$3ADDP: The Yale Project
In $3 a Day Diet ProjectThursday, November 20, 2008
Well I've apparently been living under a rock. When googling $3 a Day Diet Project to see where my google page rank is the Yale $3 a Day Diet Project came up first. It seems that $3 is what the food stamp allowance is for the population of people who are being fed by the United States Government. In the article I read from the Yale Daily News, one of the students part of the project who considered himself a very serious activist had to give up cage free eggs for regular eggs because he just couldn't afford to care about animal rights in light of how expensive they are and how little he had to spend a day. What I'm going to say next is going to make me VERY unpopular.
I think that it's easy for people who have the money to worry about the activist side of things. That's why most politicians are already fairly well off before they get into the game. The average person living in a lower middle class to lower class situation can't afford to care about things like whether or not the food they're eating is organic or whether or not it's right or wrong to cage animals that are set for slaughter anyway. They're worried about what they're going to eat and what their families are going to eat.
It's the responsibility of those us that do have the money to care about these things in the larger picture because we can AFFORD to. That being said, here comes the unpopular part; shouldn't we care more about activism for human needs before animal needs? See, I get that animals are adorable and cuddly. I have my cat, George Kitteh, sitting on my TV right now trying at the moving pictures on screen as though he can stop the lights from moving. I love him dearly. Would I save him above the average human? No.
That makes me sound really unloving or disloyal. I know. But at the end of the day, aside from the circle of happiness intertwining George's life, my life and my husband's life, there is little that George can contribute to society. The average human, however, if given the opportunity could do great things for mankind.

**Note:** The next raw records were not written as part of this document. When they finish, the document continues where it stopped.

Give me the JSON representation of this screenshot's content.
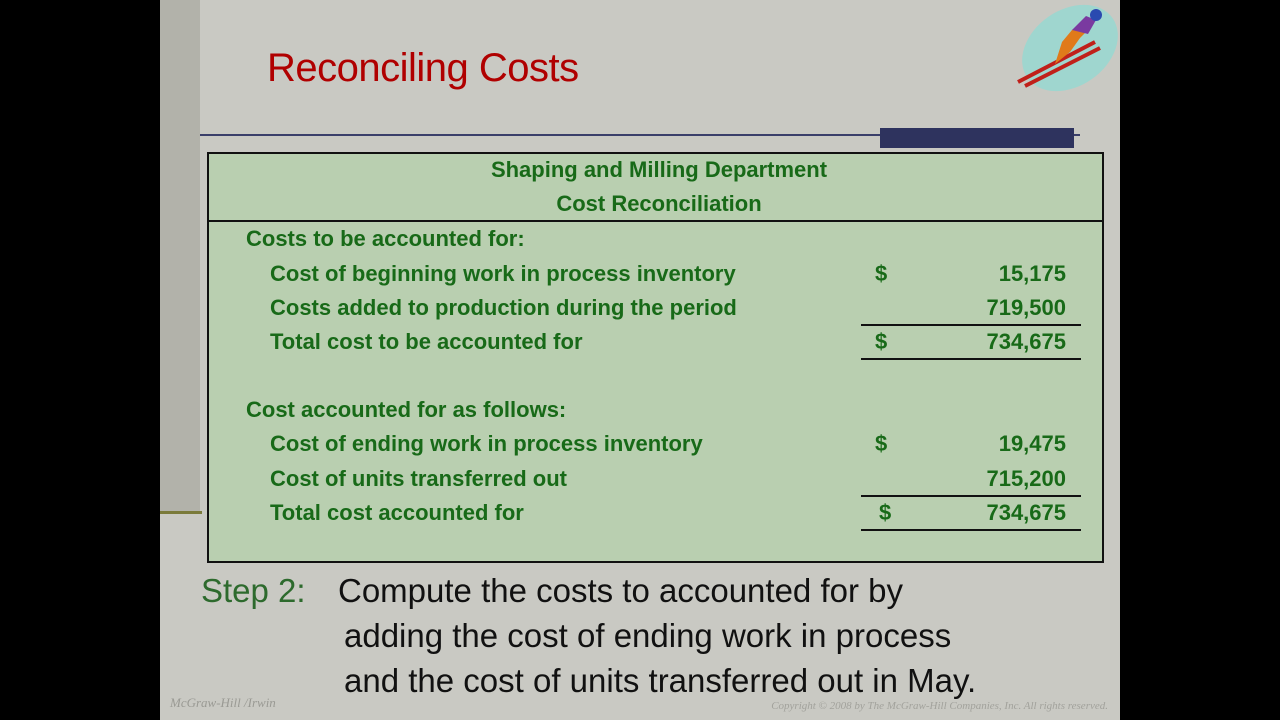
{
  "title": "Reconciling Costs",
  "colors": {
    "title": "#b00000",
    "table_text": "#186a18",
    "table_bg": "#b9cfb0",
    "accent_bar": "#2e335e"
  },
  "logo_icon": "ski-jumper-icon",
  "table": {
    "heading1": "Shaping and Milling Department",
    "heading2": "Cost Reconciliation",
    "sections": [
      {
        "label": "Costs to be accounted for:",
        "rows": [
          {
            "label": "Cost of beginning work in process inventory",
            "dollar": "$",
            "amount": "15,175"
          },
          {
            "label": "Costs added to production during the period",
            "dollar": "",
            "amount": "719,500"
          },
          {
            "label": "Total cost to be accounted for",
            "dollar": "$",
            "amount": "734,675"
          }
        ]
      },
      {
        "label": "Cost accounted for as follows:",
        "rows": [
          {
            "label": "Cost of ending work in process inventory",
            "dollar": "$",
            "amount": "19,475"
          },
          {
            "label": "Cost of units transferred out",
            "dollar": "",
            "amount": "715,200"
          },
          {
            "label": "Total cost accounted for",
            "dollar": "$",
            "amount": "734,675"
          }
        ]
      }
    ]
  },
  "step": {
    "label": "Step 2:",
    "line1": "Compute the costs to accounted for by",
    "line2": "adding the cost of ending work in process",
    "line3": "and the cost of units transferred out in May."
  },
  "footer": {
    "left": "McGraw-Hill /Irwin",
    "right": "Copyright © 2008 by The McGraw-Hill Companies, Inc. All rights reserved."
  }
}
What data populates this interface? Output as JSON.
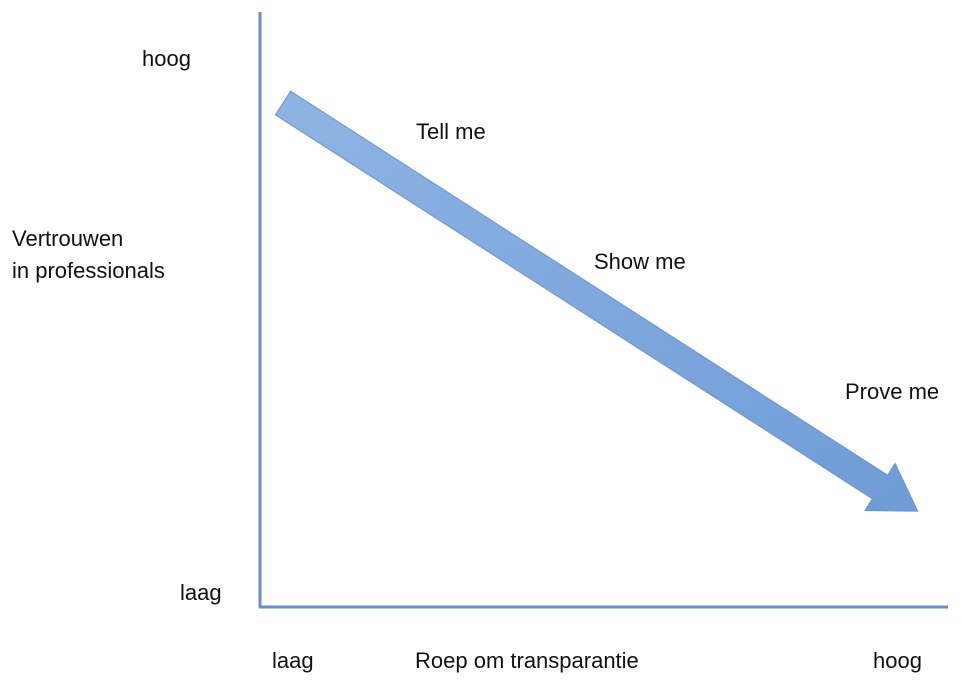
{
  "y_axis": {
    "label": [
      "Vertrouwen",
      "in professionals"
    ],
    "high": "hoog",
    "low": "laag"
  },
  "x_axis": {
    "label": "Roep om transparantie",
    "low": "laag",
    "high": "hoog"
  },
  "stages": [
    "Tell me",
    "Show me",
    "Prove me"
  ]
}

I'm not trying to tell you, my dear reader, what you should and should not care about. I'm simply musing on what we humans have compassion for and how our priorities work. It's rather remarkable how far apart everyone believes. It's what makes the social activism landscape of the US both effective and ineffective.
Have you ever thought that as a nation, without government involvement because we don't want fiscal waste and everyone knows private sector can do it more efficiently than public sector, if we made a list of all the causes that had foundations or organizations related to them and put it to a vote to see which one was MOST important to the nation and everyone just focused on that for a while, the problems we could resolve? Obesity? A problem of the past. Cancer? Totally cured. HIV/AIDS? That's gone too. Illiteracy? Not on our watch. One by one, the collective resolve of an educated and relatively wealthy nation, would knock down each problem.